By: J. Peperone
Do you strive for perfection in your work, personal or social life? Most of us do. In fact, most of us, if not all, are encouraged to achieve perfection in nursing school. We were even told becoming a perfectionist was good for us. It’s easy to assume the perfectionist is a high achiever, however there is a marked dissimilarity that exists between the two. In her book, Practical Perfection, Kelly Exeter explains how to switch from a perfectionist paradigm to a reasonable achiever and how to create a healthy life balance in our private and professional life. Here is the worst advice we’ve ever heard about perfection in nursing and solutions to conquer it.
Perfection is a sign of high achievement
High achievement is performing to your best potential. Perfection is performing beyond your potential. When you try to perform beyond your natural ability all the time, you do not develop resilience. Resilience gives us emotional strength and determination to overcome our fears. If you make a B instead of an Aon a test, a perfectionist will become extremely disappointed and negative self-talk will start in the mind. Once the spiral of negative self-talk begins, it will not matter what others tell you and it will not matter that you gave 100%. Self-depreciation will soon emerge. The perfectionist will never be satisfied. The antidote to this is to acknowledge that you did your best with integrity, even if it was not a flawless performance, and take lessons from the situation to improve. Overtime, changing your perception of failure will build optimism, a positive attitude, emotional control, and creativity to develop better strategies.
You work better under perfection
Truth is, you work worse under perfection. High achievers get satisfaction applying their efforts and enjoying the process of learning; perfectionists are unable to accept compliments because they never feel their work is good enough. Performance under perfection creates a downward spiral that leads to a low self-esteem, and fear of failure. It is fear of failure that becomes the major motivation source of the perfectionist. The high achievers motivation source is a drive to become a better person, regardless of failures, and enjoy the process more than the outcome. The difference between the perfectionist and high achiever is mindset. The perfectionist is always focused only on end results and unable to enjoy learning. Don’t focus on end results, change your mindset and focus on enjoying the process.
People respect perfection
People hate perfectionists. Perfectionists are never satisfied with life because every element falls unmistakably short of flawless. The result is an inability to handle setbacks and constructive criticism with grace and maturity. Perfectionists are always seeking external validation with polished artworks of their life. The perfectionist often needs spoon-feeding validation from others when they begin to question their abilities to preform a task. It’s these patterns of perfection that hinder us from handling trials and trivialities that are a regular part of life. The bottom line is, people respect others that are willing to expose their flaws even if they appear to be perfect on the surface.

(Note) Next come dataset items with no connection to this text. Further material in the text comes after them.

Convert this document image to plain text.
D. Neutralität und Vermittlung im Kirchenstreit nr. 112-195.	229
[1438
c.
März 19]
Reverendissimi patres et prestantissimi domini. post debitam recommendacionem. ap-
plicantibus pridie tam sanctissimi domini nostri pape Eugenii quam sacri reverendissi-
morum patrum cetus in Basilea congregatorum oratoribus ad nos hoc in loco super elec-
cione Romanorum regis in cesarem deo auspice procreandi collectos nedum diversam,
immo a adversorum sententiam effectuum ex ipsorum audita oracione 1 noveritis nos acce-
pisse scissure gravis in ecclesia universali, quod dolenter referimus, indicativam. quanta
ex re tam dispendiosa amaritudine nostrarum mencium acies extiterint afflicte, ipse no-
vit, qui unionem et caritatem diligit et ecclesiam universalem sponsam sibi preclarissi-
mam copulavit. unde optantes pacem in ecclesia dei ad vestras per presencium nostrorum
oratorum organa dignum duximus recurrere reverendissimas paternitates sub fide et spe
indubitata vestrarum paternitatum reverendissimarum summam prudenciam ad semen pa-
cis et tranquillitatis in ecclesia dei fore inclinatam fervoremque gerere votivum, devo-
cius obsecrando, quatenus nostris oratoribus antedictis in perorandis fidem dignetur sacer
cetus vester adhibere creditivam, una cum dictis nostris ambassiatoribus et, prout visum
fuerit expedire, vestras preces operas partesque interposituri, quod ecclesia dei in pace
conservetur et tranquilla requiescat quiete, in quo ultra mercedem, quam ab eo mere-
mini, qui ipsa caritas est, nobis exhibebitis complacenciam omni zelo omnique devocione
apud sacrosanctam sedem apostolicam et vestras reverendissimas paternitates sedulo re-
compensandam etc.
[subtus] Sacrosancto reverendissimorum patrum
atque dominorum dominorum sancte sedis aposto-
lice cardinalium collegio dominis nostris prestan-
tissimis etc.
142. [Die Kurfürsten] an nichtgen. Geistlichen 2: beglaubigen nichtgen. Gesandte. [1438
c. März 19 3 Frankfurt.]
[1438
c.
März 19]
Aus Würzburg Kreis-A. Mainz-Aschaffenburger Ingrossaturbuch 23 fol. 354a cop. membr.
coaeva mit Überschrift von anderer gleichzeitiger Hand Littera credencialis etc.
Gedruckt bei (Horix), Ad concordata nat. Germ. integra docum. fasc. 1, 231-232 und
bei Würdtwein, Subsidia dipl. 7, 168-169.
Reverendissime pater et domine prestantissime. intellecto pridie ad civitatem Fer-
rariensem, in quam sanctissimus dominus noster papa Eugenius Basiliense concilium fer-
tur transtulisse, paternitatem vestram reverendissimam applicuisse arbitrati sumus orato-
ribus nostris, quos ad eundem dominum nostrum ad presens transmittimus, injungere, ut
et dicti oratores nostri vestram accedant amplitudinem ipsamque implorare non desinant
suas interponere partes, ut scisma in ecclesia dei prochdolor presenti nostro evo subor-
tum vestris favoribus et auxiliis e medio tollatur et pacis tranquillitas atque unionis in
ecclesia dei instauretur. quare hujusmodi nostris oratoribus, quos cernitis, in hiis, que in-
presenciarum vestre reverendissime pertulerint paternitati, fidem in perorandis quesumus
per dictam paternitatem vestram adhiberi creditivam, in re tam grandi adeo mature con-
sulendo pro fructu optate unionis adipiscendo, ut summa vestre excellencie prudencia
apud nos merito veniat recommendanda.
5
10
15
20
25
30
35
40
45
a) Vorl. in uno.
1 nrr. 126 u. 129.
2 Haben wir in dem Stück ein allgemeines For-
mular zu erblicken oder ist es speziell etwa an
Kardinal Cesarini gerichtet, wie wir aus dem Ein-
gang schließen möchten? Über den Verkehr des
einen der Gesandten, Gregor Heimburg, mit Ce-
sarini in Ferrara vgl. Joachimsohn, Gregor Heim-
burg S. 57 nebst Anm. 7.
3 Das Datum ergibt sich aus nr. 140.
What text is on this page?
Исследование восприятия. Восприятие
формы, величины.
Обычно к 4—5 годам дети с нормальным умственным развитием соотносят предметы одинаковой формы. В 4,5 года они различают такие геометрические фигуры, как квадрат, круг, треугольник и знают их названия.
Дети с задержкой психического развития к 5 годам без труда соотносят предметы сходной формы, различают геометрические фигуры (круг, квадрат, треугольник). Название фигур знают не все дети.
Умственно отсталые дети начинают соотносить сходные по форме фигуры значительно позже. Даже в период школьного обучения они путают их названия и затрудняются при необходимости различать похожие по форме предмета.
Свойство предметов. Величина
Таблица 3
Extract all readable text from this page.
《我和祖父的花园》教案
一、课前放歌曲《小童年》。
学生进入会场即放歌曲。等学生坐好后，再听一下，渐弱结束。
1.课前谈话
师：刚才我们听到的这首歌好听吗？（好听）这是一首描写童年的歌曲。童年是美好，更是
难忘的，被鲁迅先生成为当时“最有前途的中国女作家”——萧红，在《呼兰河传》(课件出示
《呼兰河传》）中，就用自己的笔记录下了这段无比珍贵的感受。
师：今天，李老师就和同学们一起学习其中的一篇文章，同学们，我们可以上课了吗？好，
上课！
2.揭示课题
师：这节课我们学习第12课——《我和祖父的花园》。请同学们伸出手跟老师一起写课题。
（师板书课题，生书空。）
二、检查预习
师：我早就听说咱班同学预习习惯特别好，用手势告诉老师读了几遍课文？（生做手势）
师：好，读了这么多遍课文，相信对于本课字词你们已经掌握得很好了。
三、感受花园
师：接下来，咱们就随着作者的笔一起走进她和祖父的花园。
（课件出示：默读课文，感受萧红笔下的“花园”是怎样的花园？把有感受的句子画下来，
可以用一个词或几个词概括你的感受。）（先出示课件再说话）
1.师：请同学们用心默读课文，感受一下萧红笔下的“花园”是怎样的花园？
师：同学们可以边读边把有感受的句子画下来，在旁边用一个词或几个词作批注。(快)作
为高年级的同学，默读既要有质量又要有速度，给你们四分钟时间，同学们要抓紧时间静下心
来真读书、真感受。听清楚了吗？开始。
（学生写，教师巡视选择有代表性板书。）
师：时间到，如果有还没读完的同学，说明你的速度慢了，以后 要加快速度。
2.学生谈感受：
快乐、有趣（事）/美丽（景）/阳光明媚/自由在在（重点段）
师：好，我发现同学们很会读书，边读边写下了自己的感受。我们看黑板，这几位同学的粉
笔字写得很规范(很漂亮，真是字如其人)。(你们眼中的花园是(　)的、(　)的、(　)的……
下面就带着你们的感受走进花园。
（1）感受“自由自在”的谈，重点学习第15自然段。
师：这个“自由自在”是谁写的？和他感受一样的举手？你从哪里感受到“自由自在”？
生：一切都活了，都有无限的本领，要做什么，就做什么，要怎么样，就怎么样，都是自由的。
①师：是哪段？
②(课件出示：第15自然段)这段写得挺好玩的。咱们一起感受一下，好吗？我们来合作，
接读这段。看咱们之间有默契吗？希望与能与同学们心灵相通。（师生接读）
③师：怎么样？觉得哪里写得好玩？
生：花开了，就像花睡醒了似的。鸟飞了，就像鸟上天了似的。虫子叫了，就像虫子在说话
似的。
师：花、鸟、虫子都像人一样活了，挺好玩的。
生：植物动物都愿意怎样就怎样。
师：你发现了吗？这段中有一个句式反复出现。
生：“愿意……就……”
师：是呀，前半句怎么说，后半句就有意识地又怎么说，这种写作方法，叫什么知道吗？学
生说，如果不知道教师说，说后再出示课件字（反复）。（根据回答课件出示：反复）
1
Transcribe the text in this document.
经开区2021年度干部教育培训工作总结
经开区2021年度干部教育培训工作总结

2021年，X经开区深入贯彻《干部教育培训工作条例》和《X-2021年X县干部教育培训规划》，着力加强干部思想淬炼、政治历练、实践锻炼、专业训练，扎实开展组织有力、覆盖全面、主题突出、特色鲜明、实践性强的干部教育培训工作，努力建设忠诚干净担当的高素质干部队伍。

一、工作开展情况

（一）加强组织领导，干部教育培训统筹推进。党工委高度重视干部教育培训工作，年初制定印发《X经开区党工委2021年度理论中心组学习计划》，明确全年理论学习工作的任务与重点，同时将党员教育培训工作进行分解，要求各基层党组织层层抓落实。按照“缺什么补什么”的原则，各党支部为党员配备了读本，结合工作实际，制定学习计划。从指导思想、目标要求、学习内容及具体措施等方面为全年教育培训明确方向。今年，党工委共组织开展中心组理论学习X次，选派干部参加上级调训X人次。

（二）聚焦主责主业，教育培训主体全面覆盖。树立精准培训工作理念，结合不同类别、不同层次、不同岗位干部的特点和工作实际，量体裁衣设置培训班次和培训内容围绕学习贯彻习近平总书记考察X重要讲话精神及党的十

Perfection means you know a lot
Perfection means unrealistic goals were set. Perfectionism is an illusion of existential and supernatural expectations. The ability to calculate oneself with clarity becomes overlooked because of unrealistic goals and presumptions. These unrealistic goals prevent the perfectionist from seeing potential ideas and opportunities. In contrast, high achievers can set realistic creative goals suited to their talents and abilities. The ability to set realistic goals stems from a foundation built on gratitude- not fear. High achievers can enjoy the journey because of their gratitude. Gratitude is a critical attribute that produces success and prevents the victim mentality (high achievers know this). Current research provides compelling evidence of individuals that cultivate gratitude not only achieve their goals but are also successful and happy. One way to have gratitude is through journaling five minutes a day of big and small things that you have gratitude for.
Perfection equals happiness
The pursuit of perfection is the major obstacle to happiness. When we start to chase perfection, which can never be truly captured, we reject failure by not accepting emotions of anger, sadness, and helplessness. The ability to handle failure comes from acknowledging and managing our emotions in a productive way. When failure arrives as an unexpected guest, perfectionists will often do pity parties of wound licking, complaining, and self-victimization. Some forms of perfection can even lead to procrastination because of fear of failure. Avoiding failure by procrastinating is easier than taking a risk. The high achiever will accept failure as a normal component of life, and through developed resilience, learn from failure to become a stronger person.
Switching from a perfectionist mindset to one of a high achiever takes diligence and persistence. At first, this may seem like an uneasy complicated solution, but believing perfectionism is normal and healthy is a notion full of an abundant amount of naivete’. To achieve any level of success takes a proactive approach to acknowledging and accepting our failures to build resilience. Changing your perception of failure, combined with a willingness to adapt and learn, will produce a fundamental tool for success. Take pride in what you are accomplishing, regardless of where it takes you. Our pursuit in this world is not perfection but to improve ourselves.